Publishers can specify as many target URLs as they like. The number of visits they receive from the network of installations is a function of how long they want the network of bots to spend on their sites. For example, ten browsing minutes will get a publisher five visits if the publisher requests two-minute visit durations.
In mid-June, at least 4,800 HitLeap installations were being run in virtual machines in data centers, with a unique IP associated with each HitLeap installation. The data-center installations of HitLeap made up 16% of the total HitLeap network, which was substantially larger than the UrlSpirit network.
In aggregate, the data-center installations of HitLeap were generating a monthly rate of at least a billion fraudulent ad requests—or an average of 1,600 ad requests per installation per day.
Not only were these publishers collectively responsible for billions of automated ad requests, but their websites were also often extremely deceptive. For example, of the top ten webpages visited by HitLeap bots in June, nine of these included hidden ad slots -- meaning that not only was the traffic fake, but the ads couldn’t have been seen even if they had been legitimate human visitors.
http://vedgre.com/7/gg.html is illustrative of these nine webpages with hidden ad slots. The webpage has no visible content other than a single 300×250px ad. This visible ad is actually in a 300×250px iframe that includes two ads, the second of which is hidden. Additionally, there are also twenty-seven 0×0px hidden iframes on this page with each hidden iframe including two ad slots. In total there are fifty-five hidden ads on this page and one visible ad. Finally, the ads served on http://vedgre.com/7/gg.html appear to advertisers as though they have been served on legitimate websites like indiatimes.com, scotsman.com, autotrader.co.uk, allrecipes.com, dictionary.com and nypost.com, because the tags used on http://vedgre.com/7/gg.html to request the ad creatives have been deliberately spoofed.
An example of collateral damage
Unlike the traffic described above, there is also automated data-center traffic that impacts advertising campaigns but that hasn’t been generated for malicious purposes. An interesting example of this is an advertising competitive intelligence company that is generating a large volume of undeclared non-human traffic.

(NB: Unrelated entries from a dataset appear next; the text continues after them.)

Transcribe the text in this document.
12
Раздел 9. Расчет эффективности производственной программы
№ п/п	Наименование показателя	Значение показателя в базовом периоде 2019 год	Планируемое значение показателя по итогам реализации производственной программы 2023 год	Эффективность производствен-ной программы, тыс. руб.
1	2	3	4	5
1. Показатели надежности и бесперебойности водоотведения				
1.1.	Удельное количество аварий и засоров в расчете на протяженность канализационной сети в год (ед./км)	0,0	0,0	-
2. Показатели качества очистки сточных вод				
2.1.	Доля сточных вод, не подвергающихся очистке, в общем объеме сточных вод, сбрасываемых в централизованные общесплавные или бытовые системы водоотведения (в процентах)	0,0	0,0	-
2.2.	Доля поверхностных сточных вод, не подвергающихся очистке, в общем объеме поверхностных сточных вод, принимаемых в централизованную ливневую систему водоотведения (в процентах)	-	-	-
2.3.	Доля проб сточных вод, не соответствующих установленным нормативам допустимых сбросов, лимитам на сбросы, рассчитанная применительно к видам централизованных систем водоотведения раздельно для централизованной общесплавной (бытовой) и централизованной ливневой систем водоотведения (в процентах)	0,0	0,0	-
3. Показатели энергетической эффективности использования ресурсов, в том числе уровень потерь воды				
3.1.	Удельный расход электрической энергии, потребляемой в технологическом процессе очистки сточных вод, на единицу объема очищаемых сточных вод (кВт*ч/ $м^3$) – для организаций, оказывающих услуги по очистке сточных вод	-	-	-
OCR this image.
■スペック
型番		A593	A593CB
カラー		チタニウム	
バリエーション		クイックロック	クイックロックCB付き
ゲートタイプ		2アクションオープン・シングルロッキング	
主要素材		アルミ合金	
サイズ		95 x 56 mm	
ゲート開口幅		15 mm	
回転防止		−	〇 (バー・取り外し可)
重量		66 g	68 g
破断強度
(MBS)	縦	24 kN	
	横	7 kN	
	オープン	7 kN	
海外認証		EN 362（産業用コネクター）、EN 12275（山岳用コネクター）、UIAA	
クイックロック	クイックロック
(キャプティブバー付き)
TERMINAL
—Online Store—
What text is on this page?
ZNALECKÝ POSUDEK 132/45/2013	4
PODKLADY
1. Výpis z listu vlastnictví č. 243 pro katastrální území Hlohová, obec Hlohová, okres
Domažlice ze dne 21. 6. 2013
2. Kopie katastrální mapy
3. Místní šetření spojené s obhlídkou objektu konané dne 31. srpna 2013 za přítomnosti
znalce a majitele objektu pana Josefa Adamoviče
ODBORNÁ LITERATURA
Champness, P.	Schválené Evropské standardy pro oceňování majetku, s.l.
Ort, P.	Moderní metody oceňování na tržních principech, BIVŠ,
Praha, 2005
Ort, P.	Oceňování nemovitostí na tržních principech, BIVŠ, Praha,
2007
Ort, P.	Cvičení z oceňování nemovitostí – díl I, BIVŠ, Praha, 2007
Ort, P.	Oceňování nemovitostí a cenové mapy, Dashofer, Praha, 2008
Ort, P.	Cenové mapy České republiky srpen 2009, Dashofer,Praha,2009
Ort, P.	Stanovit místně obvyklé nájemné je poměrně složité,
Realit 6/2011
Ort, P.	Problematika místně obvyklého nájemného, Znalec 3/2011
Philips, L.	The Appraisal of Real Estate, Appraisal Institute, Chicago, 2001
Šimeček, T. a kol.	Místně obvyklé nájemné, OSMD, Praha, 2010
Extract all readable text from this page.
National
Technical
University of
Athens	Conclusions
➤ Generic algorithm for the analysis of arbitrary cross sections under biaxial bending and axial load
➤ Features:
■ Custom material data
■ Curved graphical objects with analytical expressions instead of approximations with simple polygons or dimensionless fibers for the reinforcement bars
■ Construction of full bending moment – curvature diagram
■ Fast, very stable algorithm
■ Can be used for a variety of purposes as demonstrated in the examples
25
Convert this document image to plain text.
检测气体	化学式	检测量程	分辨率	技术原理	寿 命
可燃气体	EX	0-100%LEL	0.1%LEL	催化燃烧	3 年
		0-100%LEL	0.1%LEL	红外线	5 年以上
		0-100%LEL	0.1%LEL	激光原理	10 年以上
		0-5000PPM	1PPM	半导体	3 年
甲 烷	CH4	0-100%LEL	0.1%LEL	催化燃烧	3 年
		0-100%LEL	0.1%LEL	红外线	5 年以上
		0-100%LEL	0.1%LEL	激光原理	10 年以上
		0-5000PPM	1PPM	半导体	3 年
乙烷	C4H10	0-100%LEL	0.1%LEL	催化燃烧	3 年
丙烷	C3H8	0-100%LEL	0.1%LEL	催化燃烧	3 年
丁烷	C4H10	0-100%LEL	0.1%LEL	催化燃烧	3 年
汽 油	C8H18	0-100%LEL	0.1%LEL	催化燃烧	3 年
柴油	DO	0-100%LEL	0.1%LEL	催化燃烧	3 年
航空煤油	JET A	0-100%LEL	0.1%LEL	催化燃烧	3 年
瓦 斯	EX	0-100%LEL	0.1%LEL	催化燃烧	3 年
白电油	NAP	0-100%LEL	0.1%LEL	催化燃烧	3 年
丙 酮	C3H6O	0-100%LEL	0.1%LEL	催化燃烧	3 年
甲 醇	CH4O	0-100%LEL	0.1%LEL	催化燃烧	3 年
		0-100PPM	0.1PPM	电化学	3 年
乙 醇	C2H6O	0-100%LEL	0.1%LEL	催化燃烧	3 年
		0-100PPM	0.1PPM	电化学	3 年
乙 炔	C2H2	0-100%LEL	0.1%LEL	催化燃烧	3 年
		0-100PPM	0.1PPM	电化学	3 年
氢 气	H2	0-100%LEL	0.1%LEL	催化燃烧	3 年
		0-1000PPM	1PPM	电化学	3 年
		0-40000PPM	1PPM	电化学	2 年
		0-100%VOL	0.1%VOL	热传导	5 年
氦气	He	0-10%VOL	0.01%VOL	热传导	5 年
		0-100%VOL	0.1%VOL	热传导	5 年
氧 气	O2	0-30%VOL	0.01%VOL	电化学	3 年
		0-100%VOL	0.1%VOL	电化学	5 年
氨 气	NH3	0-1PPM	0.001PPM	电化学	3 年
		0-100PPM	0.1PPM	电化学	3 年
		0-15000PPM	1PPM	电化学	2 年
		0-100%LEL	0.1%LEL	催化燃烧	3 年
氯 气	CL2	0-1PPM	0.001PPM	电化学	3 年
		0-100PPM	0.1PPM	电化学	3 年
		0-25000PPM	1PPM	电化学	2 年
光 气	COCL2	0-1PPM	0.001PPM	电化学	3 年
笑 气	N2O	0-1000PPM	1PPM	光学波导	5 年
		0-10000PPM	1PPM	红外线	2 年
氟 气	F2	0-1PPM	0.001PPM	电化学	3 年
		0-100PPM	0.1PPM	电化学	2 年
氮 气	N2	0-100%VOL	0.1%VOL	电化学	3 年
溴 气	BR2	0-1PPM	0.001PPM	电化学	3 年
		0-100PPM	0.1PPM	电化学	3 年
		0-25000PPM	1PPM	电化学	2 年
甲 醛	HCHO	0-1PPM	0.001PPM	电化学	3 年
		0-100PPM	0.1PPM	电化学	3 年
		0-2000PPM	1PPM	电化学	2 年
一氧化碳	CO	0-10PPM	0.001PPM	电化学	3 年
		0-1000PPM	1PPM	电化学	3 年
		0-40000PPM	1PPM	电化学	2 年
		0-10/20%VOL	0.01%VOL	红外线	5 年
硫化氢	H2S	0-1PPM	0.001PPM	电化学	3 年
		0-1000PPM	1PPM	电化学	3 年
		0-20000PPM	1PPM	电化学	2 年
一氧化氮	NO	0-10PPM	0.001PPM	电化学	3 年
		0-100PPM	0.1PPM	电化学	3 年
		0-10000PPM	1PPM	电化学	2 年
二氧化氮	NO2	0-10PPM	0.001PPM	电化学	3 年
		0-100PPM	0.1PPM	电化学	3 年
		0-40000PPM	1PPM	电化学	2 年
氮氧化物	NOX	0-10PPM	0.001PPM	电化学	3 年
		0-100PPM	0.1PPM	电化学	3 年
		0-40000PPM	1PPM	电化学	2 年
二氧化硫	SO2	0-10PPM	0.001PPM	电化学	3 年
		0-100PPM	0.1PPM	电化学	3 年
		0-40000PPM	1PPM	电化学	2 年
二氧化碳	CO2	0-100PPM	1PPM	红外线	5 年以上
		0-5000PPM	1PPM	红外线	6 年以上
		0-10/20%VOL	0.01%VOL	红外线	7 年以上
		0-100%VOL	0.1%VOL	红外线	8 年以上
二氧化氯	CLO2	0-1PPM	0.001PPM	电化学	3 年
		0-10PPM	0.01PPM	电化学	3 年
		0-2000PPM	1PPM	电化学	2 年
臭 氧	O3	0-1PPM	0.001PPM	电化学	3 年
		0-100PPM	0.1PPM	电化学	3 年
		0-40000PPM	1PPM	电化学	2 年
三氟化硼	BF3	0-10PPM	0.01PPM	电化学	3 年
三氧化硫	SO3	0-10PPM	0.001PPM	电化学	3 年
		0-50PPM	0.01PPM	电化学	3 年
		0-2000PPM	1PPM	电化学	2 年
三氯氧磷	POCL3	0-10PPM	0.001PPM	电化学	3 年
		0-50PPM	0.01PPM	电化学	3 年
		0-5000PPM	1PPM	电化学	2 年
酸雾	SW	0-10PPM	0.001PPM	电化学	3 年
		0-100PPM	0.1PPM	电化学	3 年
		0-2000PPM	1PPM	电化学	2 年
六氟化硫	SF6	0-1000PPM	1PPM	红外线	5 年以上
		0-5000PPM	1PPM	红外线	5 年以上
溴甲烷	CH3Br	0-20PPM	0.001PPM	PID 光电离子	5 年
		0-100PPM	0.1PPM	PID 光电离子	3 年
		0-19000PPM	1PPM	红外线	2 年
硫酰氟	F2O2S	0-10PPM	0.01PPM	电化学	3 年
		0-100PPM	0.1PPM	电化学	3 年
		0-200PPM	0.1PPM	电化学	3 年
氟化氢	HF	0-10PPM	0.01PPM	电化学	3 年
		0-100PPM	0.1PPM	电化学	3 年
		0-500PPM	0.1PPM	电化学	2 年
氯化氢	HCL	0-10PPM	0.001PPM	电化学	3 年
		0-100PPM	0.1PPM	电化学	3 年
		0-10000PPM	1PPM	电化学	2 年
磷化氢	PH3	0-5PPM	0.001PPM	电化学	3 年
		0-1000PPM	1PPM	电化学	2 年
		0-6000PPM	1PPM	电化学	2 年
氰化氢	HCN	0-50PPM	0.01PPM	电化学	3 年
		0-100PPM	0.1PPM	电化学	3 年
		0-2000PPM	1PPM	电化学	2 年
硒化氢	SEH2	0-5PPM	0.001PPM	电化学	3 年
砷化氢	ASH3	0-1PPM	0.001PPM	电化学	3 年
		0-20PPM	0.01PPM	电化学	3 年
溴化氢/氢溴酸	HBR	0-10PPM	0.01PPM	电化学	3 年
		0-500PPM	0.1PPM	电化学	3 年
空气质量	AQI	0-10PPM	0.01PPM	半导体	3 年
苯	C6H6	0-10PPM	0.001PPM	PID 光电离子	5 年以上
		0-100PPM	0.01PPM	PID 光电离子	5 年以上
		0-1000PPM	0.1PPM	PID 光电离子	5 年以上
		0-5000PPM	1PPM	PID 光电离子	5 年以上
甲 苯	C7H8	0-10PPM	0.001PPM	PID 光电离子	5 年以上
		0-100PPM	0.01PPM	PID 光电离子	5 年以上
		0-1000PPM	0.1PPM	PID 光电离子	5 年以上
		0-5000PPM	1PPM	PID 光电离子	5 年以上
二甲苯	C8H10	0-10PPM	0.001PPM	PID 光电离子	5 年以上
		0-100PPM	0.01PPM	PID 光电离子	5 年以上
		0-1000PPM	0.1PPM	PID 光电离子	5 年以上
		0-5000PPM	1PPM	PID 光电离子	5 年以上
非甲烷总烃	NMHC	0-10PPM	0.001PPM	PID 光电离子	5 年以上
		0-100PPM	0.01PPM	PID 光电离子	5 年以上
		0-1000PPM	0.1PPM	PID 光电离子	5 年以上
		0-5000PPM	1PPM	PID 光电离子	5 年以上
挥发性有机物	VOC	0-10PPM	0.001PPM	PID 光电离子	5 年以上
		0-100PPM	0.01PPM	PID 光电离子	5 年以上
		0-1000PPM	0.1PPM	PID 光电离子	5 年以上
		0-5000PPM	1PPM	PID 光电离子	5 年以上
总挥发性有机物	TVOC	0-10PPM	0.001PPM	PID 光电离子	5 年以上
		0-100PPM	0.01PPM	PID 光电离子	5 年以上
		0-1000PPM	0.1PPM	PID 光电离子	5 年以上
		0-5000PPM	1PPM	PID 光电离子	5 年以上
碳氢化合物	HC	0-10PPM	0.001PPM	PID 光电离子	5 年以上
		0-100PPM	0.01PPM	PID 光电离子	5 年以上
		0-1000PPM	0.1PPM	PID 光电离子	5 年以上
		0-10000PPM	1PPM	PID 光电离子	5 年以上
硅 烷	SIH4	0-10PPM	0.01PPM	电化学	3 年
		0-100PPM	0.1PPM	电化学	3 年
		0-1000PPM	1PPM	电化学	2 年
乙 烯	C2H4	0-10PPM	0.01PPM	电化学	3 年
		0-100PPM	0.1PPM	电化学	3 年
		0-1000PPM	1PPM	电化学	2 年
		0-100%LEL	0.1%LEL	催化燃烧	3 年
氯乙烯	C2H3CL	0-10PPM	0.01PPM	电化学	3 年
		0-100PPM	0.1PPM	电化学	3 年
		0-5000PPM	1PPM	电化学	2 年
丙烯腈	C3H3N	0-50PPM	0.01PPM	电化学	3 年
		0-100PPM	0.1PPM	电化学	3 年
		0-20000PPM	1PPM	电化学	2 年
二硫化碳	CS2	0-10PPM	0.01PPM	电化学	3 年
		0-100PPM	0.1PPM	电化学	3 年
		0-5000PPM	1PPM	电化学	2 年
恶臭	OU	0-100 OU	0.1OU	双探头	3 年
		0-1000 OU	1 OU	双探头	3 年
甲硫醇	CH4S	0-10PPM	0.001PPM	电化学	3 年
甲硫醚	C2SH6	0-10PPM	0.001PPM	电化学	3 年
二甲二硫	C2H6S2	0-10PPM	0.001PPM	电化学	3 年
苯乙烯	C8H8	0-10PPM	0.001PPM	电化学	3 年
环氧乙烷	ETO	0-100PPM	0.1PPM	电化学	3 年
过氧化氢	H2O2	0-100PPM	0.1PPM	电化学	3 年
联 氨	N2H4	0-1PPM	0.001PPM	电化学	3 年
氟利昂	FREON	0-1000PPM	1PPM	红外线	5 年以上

This company uses bots to scrape the web to find out which ad creatives are being served on which websites and at what scale. The company’s scrapers also click ad creatives to analyse the landing page destinations. To provide its clients with the most accurate possible intelligence, this company’s scrapers operate at extraordinary scale and they also do so without including bot identifiers in their User-Agent strings.
While the aim of this company is not to cause advertisers to pay for fake traffic, the company’s scrapers do waste advertiser spend. They not only generate non-human impressions; they also distort the metrics that advertisers use to evaluate campaign performance—in particular, click metrics. Looking at the data across DoubleClick Campaign Manager this company’s scrapers were responsible for 65% of the automated data-center clicks recorded in the month of May.
Going forward
Google has always invested to prevent this and other types of invalid traffic from entering our ad platforms. By contributing our data-center blacklist to TAG, we hope to help others in the industry protect themselves.
We’re excited by the collaborative spirit we’ve seen working with other industry leaders on this initiative. This is an important, early step toward tackling fraudulent and illegitimate inventory across the industry and we look forward to sharing more in the future. By pooling our collective efforts and working with industry bodies, we can create strong defenses against those looking to take advantage of our ecosystem. We look forward to working with the TAG Anti-fraud working group to turn this pilot program into an industry-wide tool.